Suppose that the number of drivers who travel between a particular origin and destination during a designated time period has a Poisson distribution with parameter μ = 20 (suggested in the article "Dynamic Ride Sharing: Theory and Practice"†). (Round your answer to three decimal places.) (a) What is the probability that the number of drivers will be at most 18?

Answer 1

Answer:

0.381 is the probability that the number of drivers will be at most 18.                          

Step-by-step explanation:

We are given the following information in the question:

The number of drivers who travel between a particular origin and destination during a designated time period has a Poisson distribution with parameter μ = 20.

• The Poisson distribution is the discrete probability distribution of the number of events occurring in a given time period, given the average number of times the event occurs over that time period.
• The variance of Poisson distribution is equal to the mean of Poisson distribution.

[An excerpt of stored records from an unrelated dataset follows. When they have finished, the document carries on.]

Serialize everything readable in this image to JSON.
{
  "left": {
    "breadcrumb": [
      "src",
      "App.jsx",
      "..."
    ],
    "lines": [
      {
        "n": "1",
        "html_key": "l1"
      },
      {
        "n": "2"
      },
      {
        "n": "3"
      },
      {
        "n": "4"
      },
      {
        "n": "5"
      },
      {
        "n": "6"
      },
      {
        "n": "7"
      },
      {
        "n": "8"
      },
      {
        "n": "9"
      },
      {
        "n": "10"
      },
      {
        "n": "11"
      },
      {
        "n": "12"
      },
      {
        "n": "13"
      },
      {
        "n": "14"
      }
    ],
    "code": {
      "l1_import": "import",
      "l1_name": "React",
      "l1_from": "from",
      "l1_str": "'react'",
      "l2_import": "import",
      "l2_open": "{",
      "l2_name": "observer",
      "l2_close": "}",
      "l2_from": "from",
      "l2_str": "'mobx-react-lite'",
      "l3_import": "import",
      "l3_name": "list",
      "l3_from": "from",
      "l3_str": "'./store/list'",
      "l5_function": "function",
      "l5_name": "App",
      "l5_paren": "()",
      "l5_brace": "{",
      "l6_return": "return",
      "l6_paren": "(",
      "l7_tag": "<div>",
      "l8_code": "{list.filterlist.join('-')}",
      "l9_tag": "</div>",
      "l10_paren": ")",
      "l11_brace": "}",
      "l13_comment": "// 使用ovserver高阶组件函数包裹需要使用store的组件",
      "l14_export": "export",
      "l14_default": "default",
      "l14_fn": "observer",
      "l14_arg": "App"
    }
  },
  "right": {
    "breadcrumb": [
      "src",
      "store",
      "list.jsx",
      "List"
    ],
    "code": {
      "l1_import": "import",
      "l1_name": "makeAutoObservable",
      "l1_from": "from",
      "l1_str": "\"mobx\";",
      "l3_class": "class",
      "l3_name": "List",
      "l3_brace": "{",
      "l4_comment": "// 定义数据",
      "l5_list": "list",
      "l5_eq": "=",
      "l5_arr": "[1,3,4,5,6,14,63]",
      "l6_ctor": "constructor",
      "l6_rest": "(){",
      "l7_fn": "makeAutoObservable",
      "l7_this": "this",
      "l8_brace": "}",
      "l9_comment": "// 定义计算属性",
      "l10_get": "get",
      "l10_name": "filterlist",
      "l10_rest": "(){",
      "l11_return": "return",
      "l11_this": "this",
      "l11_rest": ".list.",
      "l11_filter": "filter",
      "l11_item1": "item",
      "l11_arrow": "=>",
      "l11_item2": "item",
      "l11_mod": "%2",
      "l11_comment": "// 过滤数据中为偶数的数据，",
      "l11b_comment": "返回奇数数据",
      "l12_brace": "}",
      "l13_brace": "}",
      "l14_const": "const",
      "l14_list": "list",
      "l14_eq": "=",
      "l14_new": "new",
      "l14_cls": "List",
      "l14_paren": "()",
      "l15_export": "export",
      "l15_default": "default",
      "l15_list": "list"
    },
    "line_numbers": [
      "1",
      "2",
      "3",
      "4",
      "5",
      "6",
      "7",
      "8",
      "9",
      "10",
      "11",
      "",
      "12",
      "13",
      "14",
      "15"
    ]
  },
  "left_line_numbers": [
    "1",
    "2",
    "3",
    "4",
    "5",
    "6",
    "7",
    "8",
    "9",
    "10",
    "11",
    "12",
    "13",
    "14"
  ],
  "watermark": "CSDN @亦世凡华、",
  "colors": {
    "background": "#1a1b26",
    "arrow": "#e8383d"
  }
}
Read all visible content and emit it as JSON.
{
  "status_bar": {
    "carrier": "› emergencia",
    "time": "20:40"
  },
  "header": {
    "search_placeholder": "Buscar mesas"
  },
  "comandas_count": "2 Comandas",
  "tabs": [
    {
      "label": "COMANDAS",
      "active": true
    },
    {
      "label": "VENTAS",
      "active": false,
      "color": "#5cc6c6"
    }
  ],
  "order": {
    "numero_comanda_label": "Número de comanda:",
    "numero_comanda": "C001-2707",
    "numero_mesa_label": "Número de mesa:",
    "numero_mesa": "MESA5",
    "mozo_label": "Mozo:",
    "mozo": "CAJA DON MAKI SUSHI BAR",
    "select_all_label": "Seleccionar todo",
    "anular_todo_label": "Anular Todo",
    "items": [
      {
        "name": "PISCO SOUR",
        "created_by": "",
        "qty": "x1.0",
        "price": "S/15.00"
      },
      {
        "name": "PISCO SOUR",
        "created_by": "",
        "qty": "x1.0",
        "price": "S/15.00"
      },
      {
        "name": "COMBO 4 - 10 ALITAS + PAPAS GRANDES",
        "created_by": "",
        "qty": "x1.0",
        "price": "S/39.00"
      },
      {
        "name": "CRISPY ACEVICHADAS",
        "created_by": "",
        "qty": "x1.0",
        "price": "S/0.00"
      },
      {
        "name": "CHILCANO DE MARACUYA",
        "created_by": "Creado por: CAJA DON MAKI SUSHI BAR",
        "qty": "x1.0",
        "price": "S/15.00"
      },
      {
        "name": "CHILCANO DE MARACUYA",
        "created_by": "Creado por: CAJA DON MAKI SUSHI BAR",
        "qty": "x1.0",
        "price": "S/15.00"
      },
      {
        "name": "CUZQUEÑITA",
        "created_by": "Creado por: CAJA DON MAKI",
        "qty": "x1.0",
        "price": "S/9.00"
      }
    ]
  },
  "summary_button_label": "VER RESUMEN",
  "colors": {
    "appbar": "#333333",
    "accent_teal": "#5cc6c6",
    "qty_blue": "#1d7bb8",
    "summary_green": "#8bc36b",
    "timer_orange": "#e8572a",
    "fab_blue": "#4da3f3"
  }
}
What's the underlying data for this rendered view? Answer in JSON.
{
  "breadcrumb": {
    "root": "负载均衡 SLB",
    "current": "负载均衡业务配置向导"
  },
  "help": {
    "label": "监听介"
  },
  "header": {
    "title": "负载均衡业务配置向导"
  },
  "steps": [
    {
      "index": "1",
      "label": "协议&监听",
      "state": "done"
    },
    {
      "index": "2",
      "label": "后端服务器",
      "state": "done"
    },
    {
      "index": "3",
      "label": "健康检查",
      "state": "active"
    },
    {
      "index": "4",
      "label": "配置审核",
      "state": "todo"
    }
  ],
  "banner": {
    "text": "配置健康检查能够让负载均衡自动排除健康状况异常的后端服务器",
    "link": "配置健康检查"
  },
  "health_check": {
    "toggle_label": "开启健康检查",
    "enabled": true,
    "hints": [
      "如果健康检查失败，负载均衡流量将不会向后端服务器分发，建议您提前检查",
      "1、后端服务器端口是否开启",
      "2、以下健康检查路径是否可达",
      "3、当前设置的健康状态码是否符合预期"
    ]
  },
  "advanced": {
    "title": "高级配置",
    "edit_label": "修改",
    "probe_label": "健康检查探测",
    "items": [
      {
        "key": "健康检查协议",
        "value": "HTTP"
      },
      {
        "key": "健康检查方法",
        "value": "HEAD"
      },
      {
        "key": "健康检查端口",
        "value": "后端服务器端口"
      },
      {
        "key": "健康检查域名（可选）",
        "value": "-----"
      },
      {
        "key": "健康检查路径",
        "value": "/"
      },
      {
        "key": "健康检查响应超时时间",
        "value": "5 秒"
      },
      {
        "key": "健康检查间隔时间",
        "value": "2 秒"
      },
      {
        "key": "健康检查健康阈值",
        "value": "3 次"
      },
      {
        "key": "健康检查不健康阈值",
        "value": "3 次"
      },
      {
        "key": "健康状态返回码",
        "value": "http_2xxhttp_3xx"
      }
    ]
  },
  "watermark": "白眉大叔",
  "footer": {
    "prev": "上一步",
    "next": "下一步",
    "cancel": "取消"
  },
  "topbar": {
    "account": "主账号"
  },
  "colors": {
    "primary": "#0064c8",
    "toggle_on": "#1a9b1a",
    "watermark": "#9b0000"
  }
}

a) P(number of drivers will be at most 18)

Formula:

$P(X =k) = \displaystyle\frac{\mu^k e^{-\mu}}{k!}\\\\ \mu \text{ is the mean of the distribution}$

$P( x \leq 18) =P(x=0) + P(x =1) + P(x = 2) + ... + P(x = 18)\\\\= \displaystyle\frac{20^0 e^{-20}}{0!} + \displaystyle\frac{20^1 e^{-20}}{1!} +...+ \displaystyle\frac{20^{18} e^{-20}}{18!}\\\\ = 0.381$

Thus, 0.381 is the probability that the number of drivers will be at most 18.